Naar het oordeel van het College heeft appellant aan de - mede op de overgelegde procuratieovereenkomst gebaseerde - vergunningverlening niet het te rechtvaardigen vertrouwen kunnen ontlenen dat deze niet voor intrekking in aanmerking zou kunnen komen. Aan de vergelijking van de procuratieovereenkomst met het onderzoeksformulier heeft verweerder met betrekking tot de taken van de vakbekwame leidinggevende de conclusie kunnen verbinden dat binnen de onderneming van appellant in de praktijk niet (meer) wordt gehandeld conform hetgeen bij de vergunningaanvraag nog aannemelijk was.
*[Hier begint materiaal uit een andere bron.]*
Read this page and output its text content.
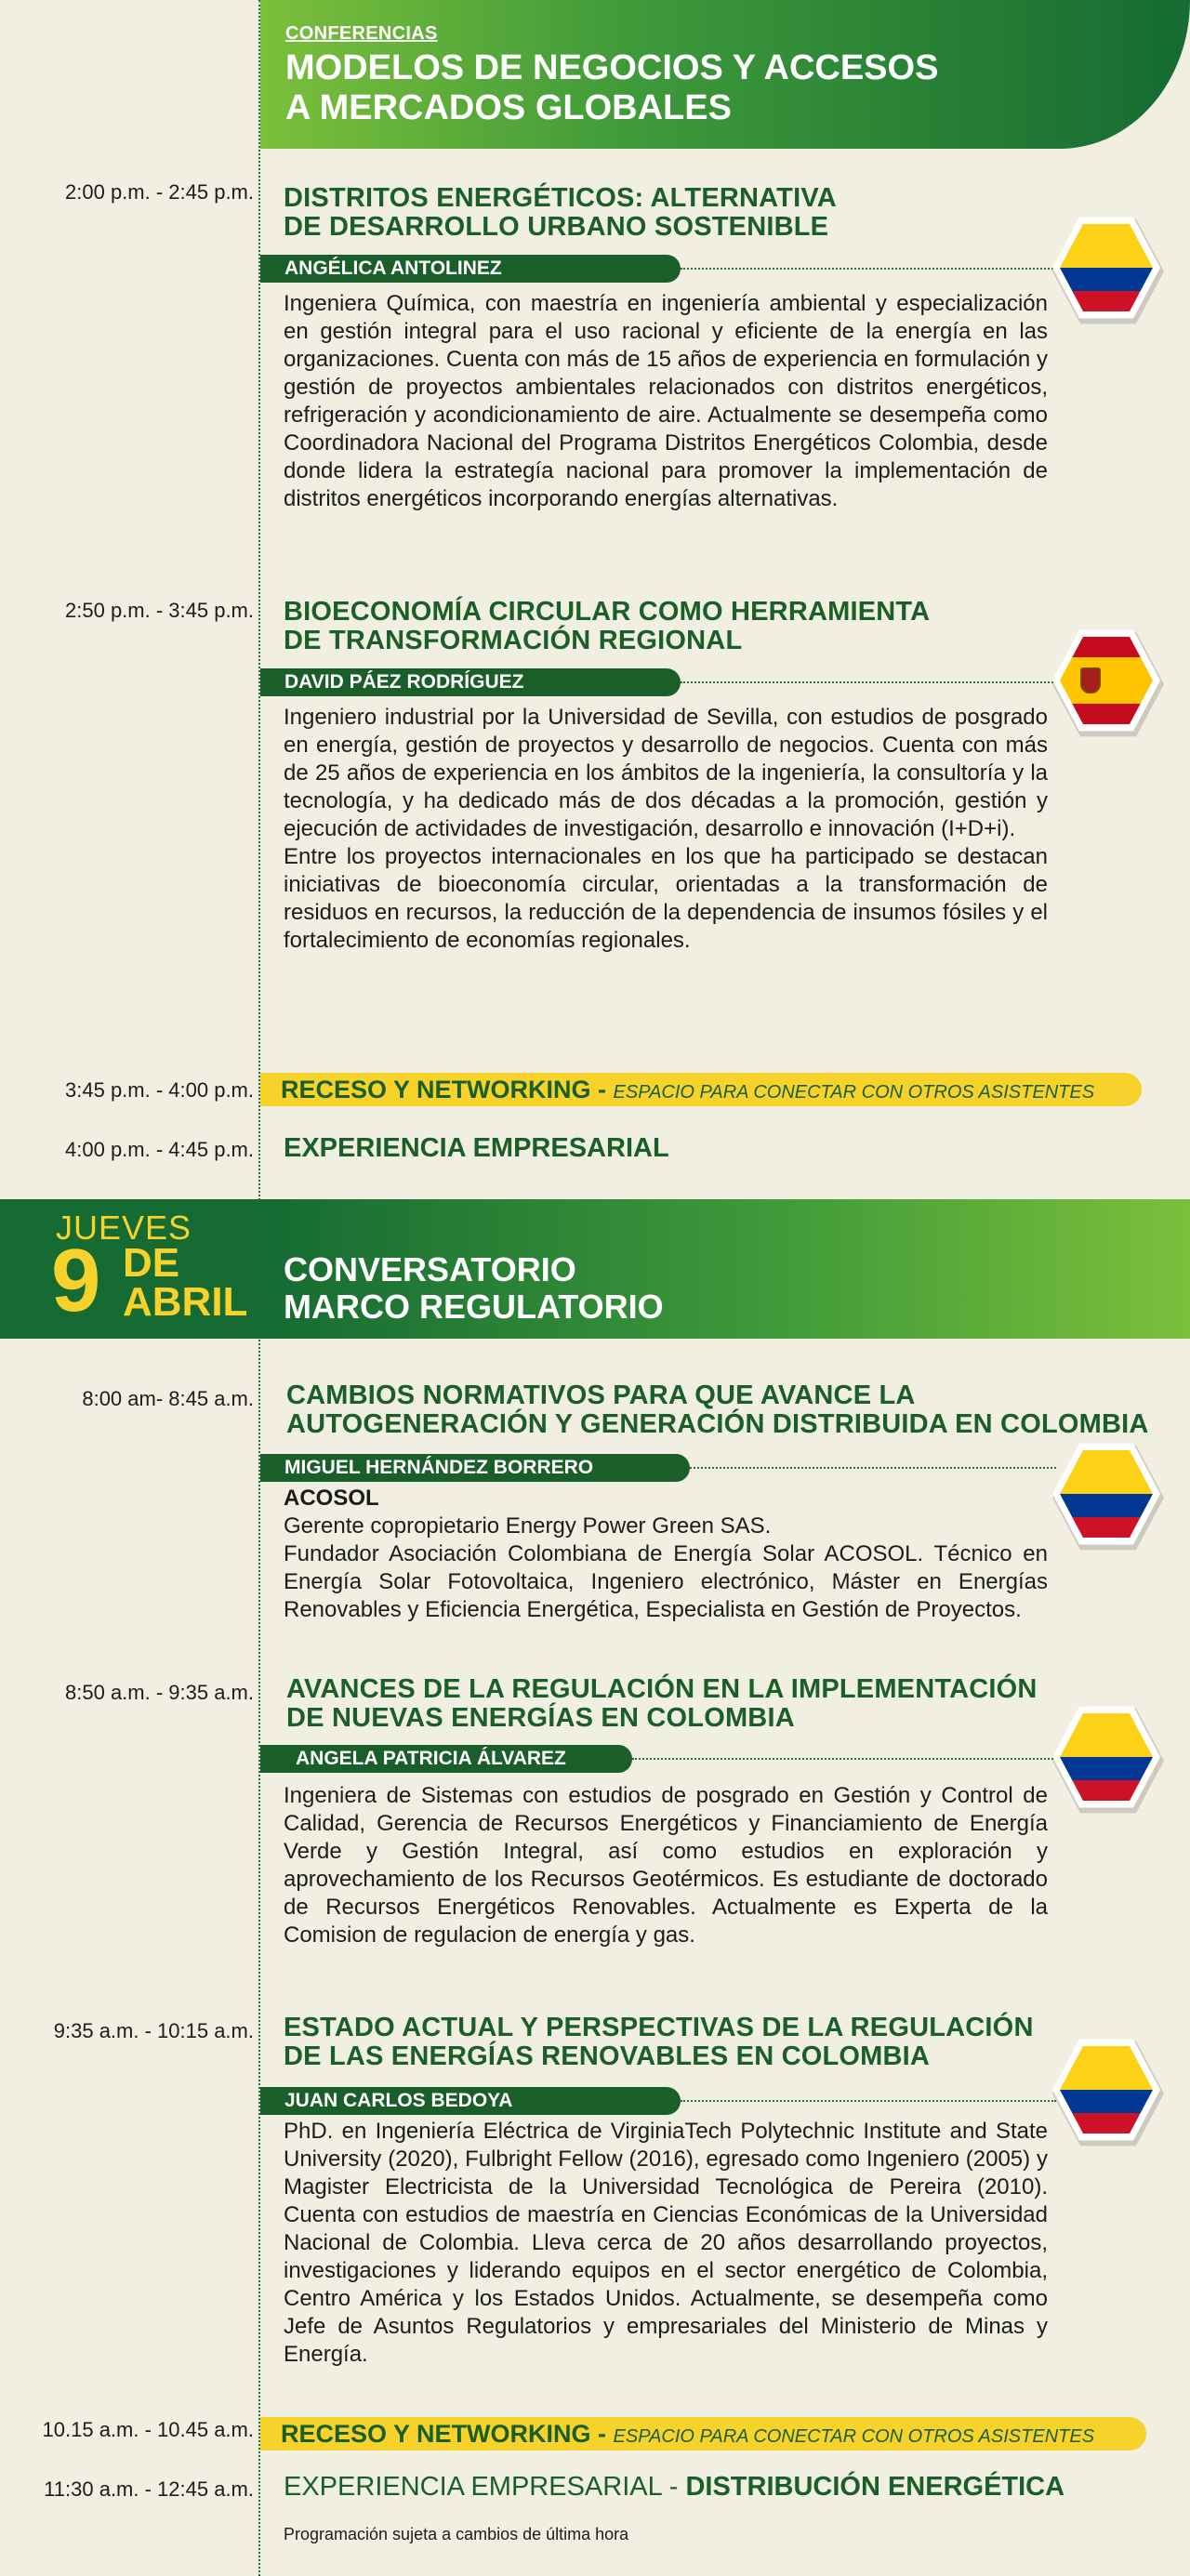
CONFERENCIAS
MODELOS DE NEGOCIOS Y ACCESOS
A MERCADOS GLOBALES
2:00 p.m. - 2:45 p.m. DISTRITOS ENERGÉTICOS: ALTERNATIVA
DE DESARROLLO URBANO SOSTENIBLE
ANGÉLICA ANTOLINEZ
Ingeniera Química, con maestría en ingeniería ambiental y especialización en gestión integral para el uso racional y eficiente de la energía en las organizaciones. Cuenta con más de 15 años de experiencia en formulación y gestión de proyectos ambientales relacionados con distritos energéticos, refrigeración y acondicionamiento de aire. Actualmente se desempeña como Coordinadora Nacional del Programa Distritos Energéticos Colombia, desde donde lidera la estrategía nacional para promover la implementación de distritos energéticos incorporando energías alternativas.
2:50 p.m. - 3:45 p.m. BIOECONOMÍA CIRCULAR COMO HERRAMIENTA
DE TRANSFORMACIÓN REGIONAL
DAVID PÁEZ RODRÍGUEZ

Ingeniero industrial por la Universidad de Sevilla, con estudios de posgrado en energía, gestión de proyectos y desarrollo de negocios. Cuenta con más de 25 años de experiencia en los ámbitos de la ingeniería, la consultoría y la tecnología, y ha dedicado más de dos décadas a la promoción, gestión y ejecución de actividades de investigación, desarrollo e innovación (I+D+i).

Entre los proyectos internacionales en los que ha participado se destacan iniciativas de bioeconomía circular, orientadas a la transformación de residuos en recursos, la reducción de la dependencia de insumos fósiles y el fortalecimiento de economías regionales.

3:45 p.m. - 4:00 p.m.	RECESO Y NETWORKING - ESPACIO PARA CONECTAR CON OTROS ASISTENTES
4:00 p.m. - 4:45 p.m. EXPERIENCIA EMPRESARIAL
JUEVES
9 DE
ABRIL
CONVERSATORIO
MARCO REGULATORIO
8:00 am- 8:45 a.m. CAMBIOS NORMATIVOS PARA QUE AVANCE LA
AUTOGENERACIÓN Y GENERACIÓN DISTRIBUIDA EN COLOMBIA
MIGUEL HERNÁNDEZ BORRERO

ACOSOL

Gerente copropietario Energy Power Green SAS.

Fundador Asociación Colombiana de Energía Solar ACOSOL. Técnico en Energía Solar Fotovoltaica, Ingeniero electrónico, Máster en Energías Renovables y Eficiencia Energética, Especialista en Gestión de Proyectos.

8:50 a.m. - 9:35 a.m. AVANCES DE LA REGULACIÓN EN LA IMPLEMENTACIÓN
DE NUEVAS ENERGÍAS EN COLOMBIA
ANGELA PATRICIA ÁLVAREZ
Ingeniera de Sistemas con estudios de posgrado en Gestión y Control de Calidad, Gerencia de Recursos Energéticos y Financiamiento de Energía Verde y Gestión Integral, así como estudios en exploración y aprovechamiento de los Recursos Geotérmicos. Es estudiante de doctorado de Recursos Energéticos Renovables. Actualmente es Experta de la Comision de regulacion de energía y gas.
9:35 a.m. - 10:15 a.m. ESTADO ACTUAL Y PERSPECTIVAS DE LA REGULACIÓN
DE LAS ENERGÍAS RENOVABLES EN COLOMBIA
JUAN CARLOS BEDOYA
PhD. en Ingeniería Eléctrica de VirginiaTech Polytechnic Institute and State University (2020), Fulbright Fellow (2016), egresado como Ingeniero (2005) y Magister Electricista de la Universidad Tecnológica de Pereira (2010). Cuenta con estudios de maestría en Ciencias Económicas de la Universidad Nacional de Colombia. Lleva cerca de 20 años desarrollando proyectos, investigaciones y liderando equipos en el sector energético de Colombia, Centro América y los Estados Unidos. Actualmente, se desempeña como Jefe de Asuntos Regulatorios y empresariales del Ministerio de Minas y Energía.
10.15 a.m. - 10.45 a.m.	RECESO Y NETWORKING - ESPACIO PARA CONECTAR CON OTROS ASISTENTES
11:30 a.m. - 12:45 a.m. EXPERIENCIA EMPRESARIAL - DISTRIBUCIÓN ENERGÉTICA
Programación sujeta a cambios de última hora
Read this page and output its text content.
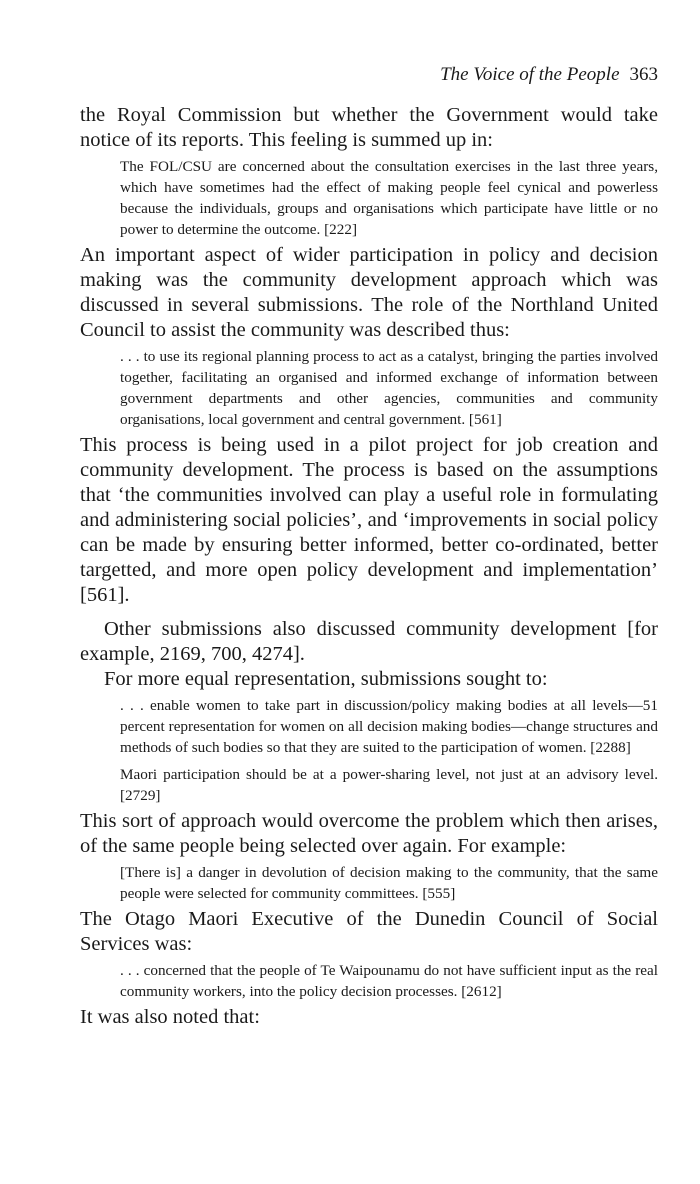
The Voice of the People 363

the Royal Commission but whether the Government would take notice of its reports. This feeling is summed up in:

The FOL/CSU are concerned about the consultation exercises in the last three years, which have sometimes had the effect of making people feel cynical and powerless because the individuals, groups and organisations which participate have little or no power to determine the outcome. [222]

An important aspect of wider participation in policy and decision making was the community development approach which was discussed in several submissions. The role of the Northland United Council to assist the community was described thus:

. . . to use its regional planning process to act as a catalyst, bringing the parties involved together, facilitating an organised and informed exchange of information between government departments and other agencies, communities and community organisations, local government and central government. [561]

This process is being used in a pilot project for job creation and community development. The process is based on the assumptions that ‘the communities involved can play a useful role in formulating and administering social policies’, and ‘improvements in social policy can be made by ensuring better informed, better co-ordinated, better targetted, and more open policy development and implementation’ [561].

Other submissions also discussed community development [for example, 2169, 700, 4274].

For more equal representation, submissions sought to:

. . . enable women to take part in discussion/policy making bodies at all levels—51 percent representation for women on all decision making bodies—change structures and methods of such bodies so that they are suited to the participation of women. [2288]

Maori participation should be at a power-sharing level, not just at an advisory level. [2729]

This sort of approach would overcome the problem which then arises, of the same people being selected over again. For example:

[There is] a danger in devolution of decision making to the community, that the same people were selected for community committees. [555]

The Otago Maori Executive of the Dunedin Council of Social Services was:

. . . concerned that the people of Te Waipounamu do not have sufficient input as the real community workers, into the policy decision processes. [2612]

It was also noted that:
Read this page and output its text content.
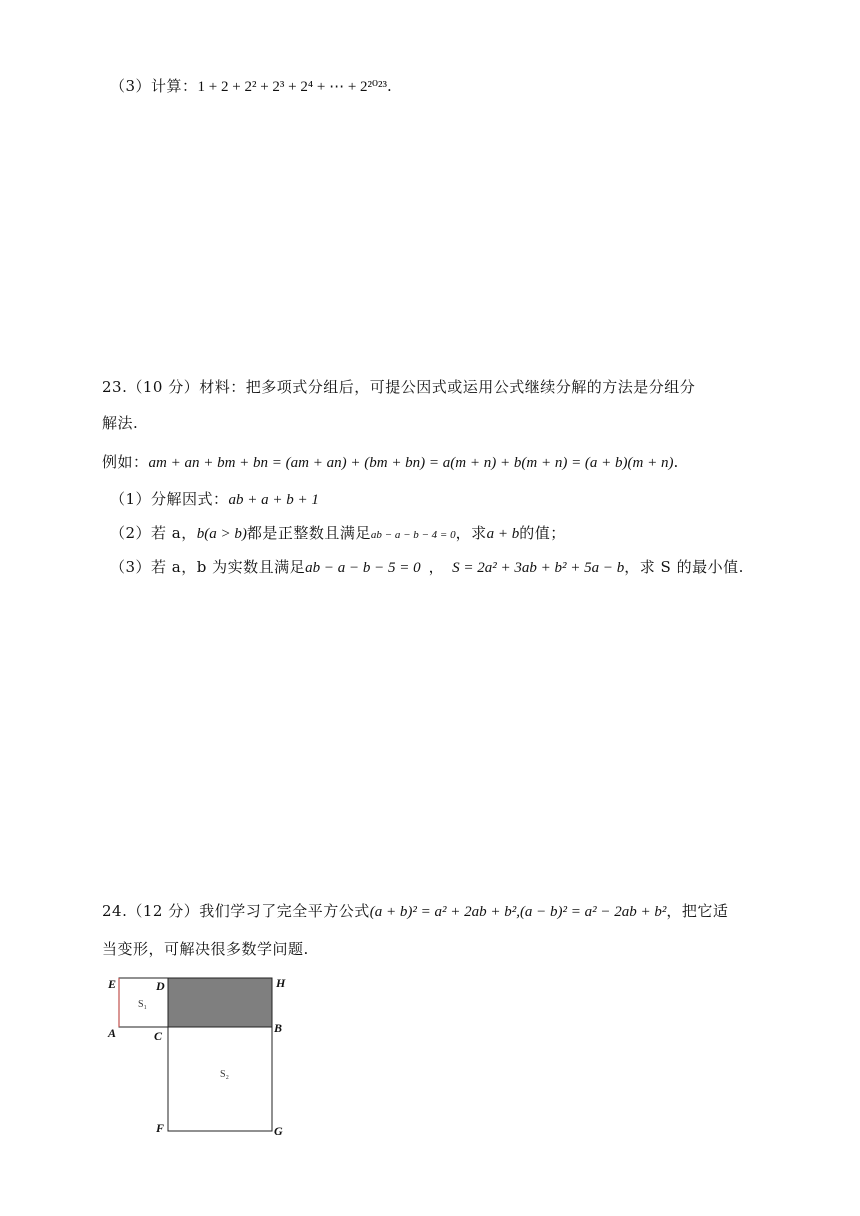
（3）计算：1 + 2 + 2² + 2³ + 2⁴ + ⋯ + 2²⁰²³.
23.（10 分）材料：把多项式分组后，可提公因式或运用公式继续分解的方法是分组分
解法.
例如：am + an + bm + bn = (am + an) + (bm + bn) = a(m + n) + b(m + n) = (a + b)(m + n).
（1）分解因式：ab + a + b + 1
（2）若 a，b(a > b)都是正整数且满足ab − a − b − 4 = 0，求a + b的值；
（3）若 a，b 为实数且满足ab − a − b − 5 = 0 ， S = 2a² + 3ab + b² + 5a − b，求 S 的最小值.
24.（12 分）我们学习了完全平方公式(a + b)² = a² + 2ab + b²,(a − b)² = a² − 2ab + b²，把它适
当变形，可解决很多数学问题.
S₁
S₂
E	D	H
A	C
B
F	G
Evenmin zijn bewijsstukken overgelegd waaruit blijkt dat de procuratiehouder invulling heeft gegeven aan de onder meer in de procuratieovereenkomst vastgelegde taakverdeling.
Uitgaande van de door appellant en C gegeven informatie omtrent de feitelijke situatie binnen de onderneming van appellant, is het College van oordeel dat verweerder zich terecht op het standpunt heeft gesteld dat ten aanzien van C geen sprake is van permanent en daadwerkelijk leidinggeven als bedoeld in artikel 26 van het Besluit en de toelichting daarop.
De conclusie is derhalve dat verweerder terecht tot intrekking van de aan appellant verleende taxivergunning is overgegaan.
Voorts is verweerder, door nader te besluiten eerst tot intrekking over te gaan zeven weken na de bestreden beslissing, in voldoende mate aan de belangen van appellant tegemoet gekomen. Het College vermag niet in te zien dat verweerder andermaal tot het verlenen van uitstel had moeten overgaan. Appellant is immers ruim uitstel verleend en voorts is hij bij herhaling gewezen op de gevolgen van het niet tijdig behalen van zijn diploma’s. Dat de intrekking voor appellant nadelige financiële gevolgen heeft, ligt binnen zijn risicosfeer.
Het beroep van appellant dient derhalve ongegrond te worden verklaard.
Het College ziet geen aanleiding voor een proceskostenveroordeling als bedoeld in artikel 8:75 van de Algemene wet bestuursrecht.
6. De beslissing
Het College verklaart het beroep ongegrond.
Aldus gewezen door mr. M.A. van der Ham, in tegenwoordigheid van mr. L. van Duuren, als griffier, en uitgesproken in het openbaar op 1 maart 2005.